Walter da Silva Barbosa[1]
“Abster-se do
mal, realizar o bem, purificar a mente, esse é o ensinamento de todos aqueles
que despertaram” (Dhammapada). Esses três
conselhos do Buda – termo que, por sinal, significa “O desperto” – resumem tudo
que devemos fazer.
Quanto de mal
realizamos diariamente, desde as agressões mais rudes reportadas pela mídia, até
as que podem ficar ocultas nas rodas mais íntimas: violências morais, injúrias,
furto de ideias e maledicência? Se fizermos um exame retrospectivo de nosso dia
antes de dormir, podemos descobrir um pouco de nossa contribuição nesse
sentido.
De onde surge tudo
isso? Justamente de nossas impurezas mentais, reforçadas de minuto a minuto
pelos estímulos à posse, à competitividade, à inveja. Por outro lado, essas
impurezas nos impedem de realizar o bem, alimentando desconfianças ou preconceitos,
criando bloqueio aos impulsos generosos do coração. “Abster-se do mal”,
contudo, vem antes porque a prática deliberada do mal se situa no nível mais
baixo das defesas do ego, que cresce pela diminuição do outro.
Com impacto ainda
mais profundo e abrangente, sem defesas, age o mal praticado por meio do
pensamento.
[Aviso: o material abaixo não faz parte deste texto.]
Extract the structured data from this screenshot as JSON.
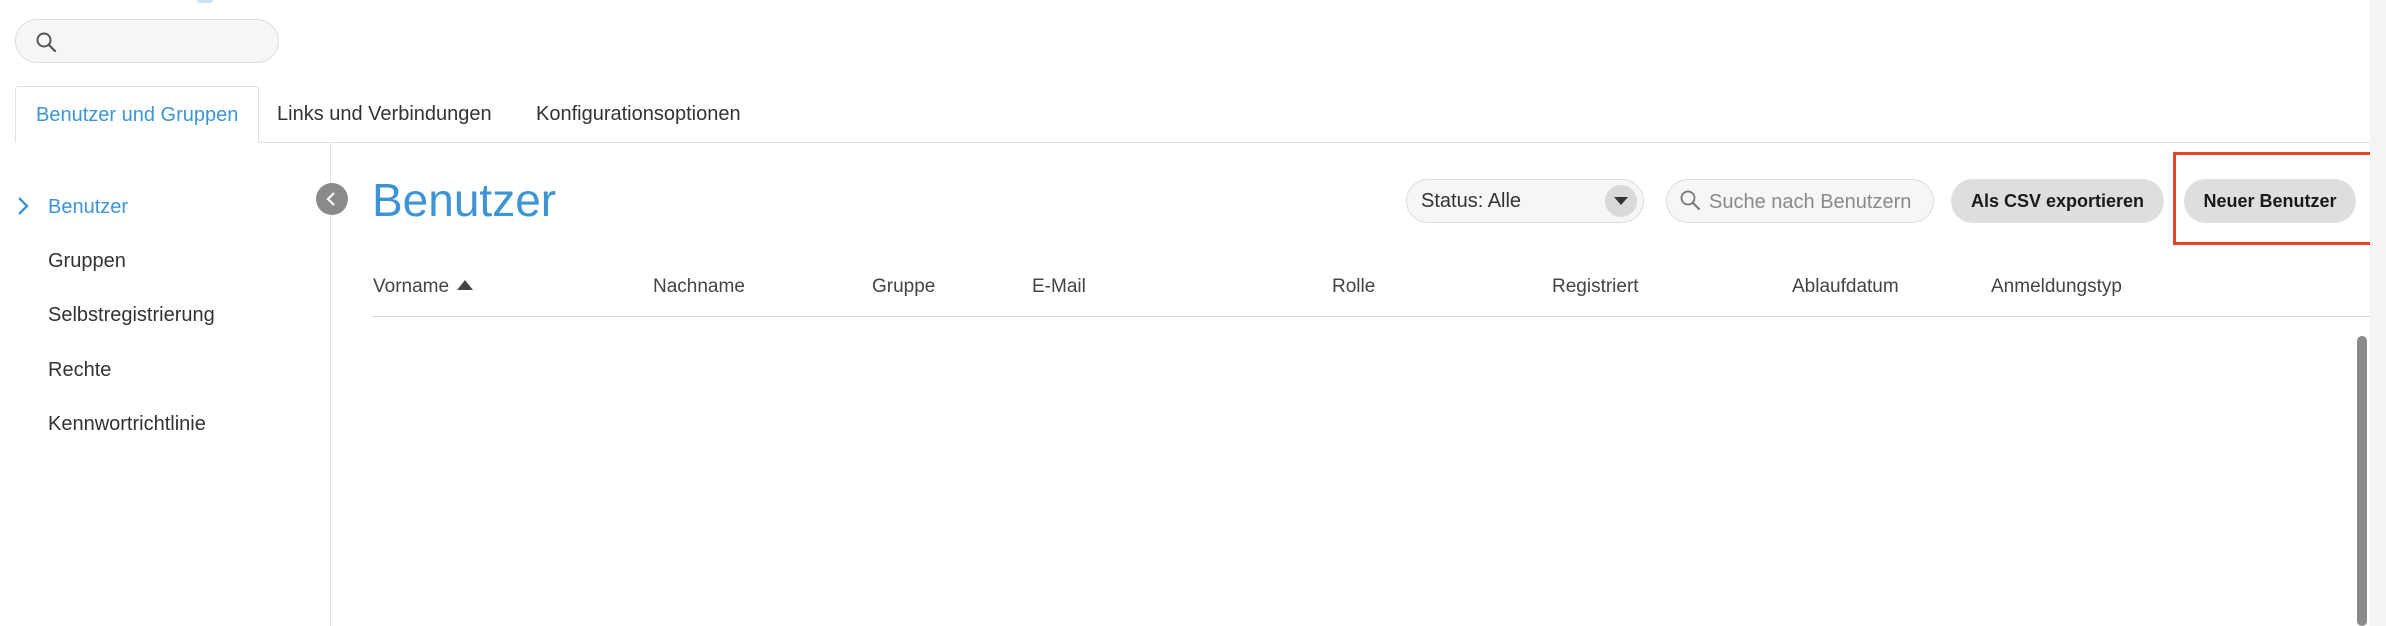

Da mesma maneira que, como um “pecado” mental, a inveja é capaz de
fulminar uma planta até a raiz ou arruinar a saúde de uma criança pelo “mau
olhado” – baseando-se no uso inconsciente de energias negativas – o mal que
praticamos mentalmente não conhece barreiras, atravessa o mundo.
Se a total
abstinência do mal é difícil, a prática do bem é um “salto quântico”,
encontrando felicidade exatamente no oposto: desejar o melhor para o outro. Quantos
de nós ficamos em paz com a felicidade alheia ou somos capazes de cooperar com
ela?
A disposição
para realizar o bem nasce da espontaneidade do amor, que chegará um dia a ser incondicional,
abrangendo todas as criaturas vivas. Esse amor já existe em algum lugar dentro
de nós. Sua expressão é impedida pela supremacia do ego, ocupado somente de seu
próprio conforto. Porém, baseando-se tal comportamento no medo, em que resulta?
No desconforto, porque o medo divide o mundo, nos isola das pessoas, contamina
as bases da sociedade, cria juízos errôneos e fortalece a corrupção.
Desprendimento e
amor caminham juntos, da mesma forma que o egoísmo e o medo. Assim, o medo se
encontra na essência de nossas impurezas mentais, girando em torno da
sobrevivência do ego – falso eu criado pela mente – princípio de todos os males
do mundo (colocar nossos problemas em algo externo, incluindo o “demônio”, apenas
faz com que eles continuem engordando, ignorados, dentro de nós).
Como superar o
medo e abrir caminho à purificação mental? Essa possibilidade pode vir de uma
lógica muito simples: nada temos a perder na prática do bem, no exercício da
generosidade, do amor. Sim, porque tudo que acreditamos pertencer-nos de fato já
está perdido, sendo apenas uma questão de tempo, não é mesmo?
Por outro lado, a
vida que tememos perder é Deus em nós, um dom eterno. Cresce, contudo, em realidade,
beleza e plenitude na proporção que a
livramos da obsessão pelas posses e, principalmente, da sensação de possuir. Tal sensação confere-nos uma identidade
ilusória (somos isto ou aquilo pelos títulos e bens que possuímos), dando mais
força ao ego e originando o medo das perdas inevitáveis.
Isso tudo é um peso enorme, mas ao
mesmo tempo puramente mental, encolhendo quando focamos sobre ele algo
infinitamente maior e mais potente: a luz de nossa própria consciência.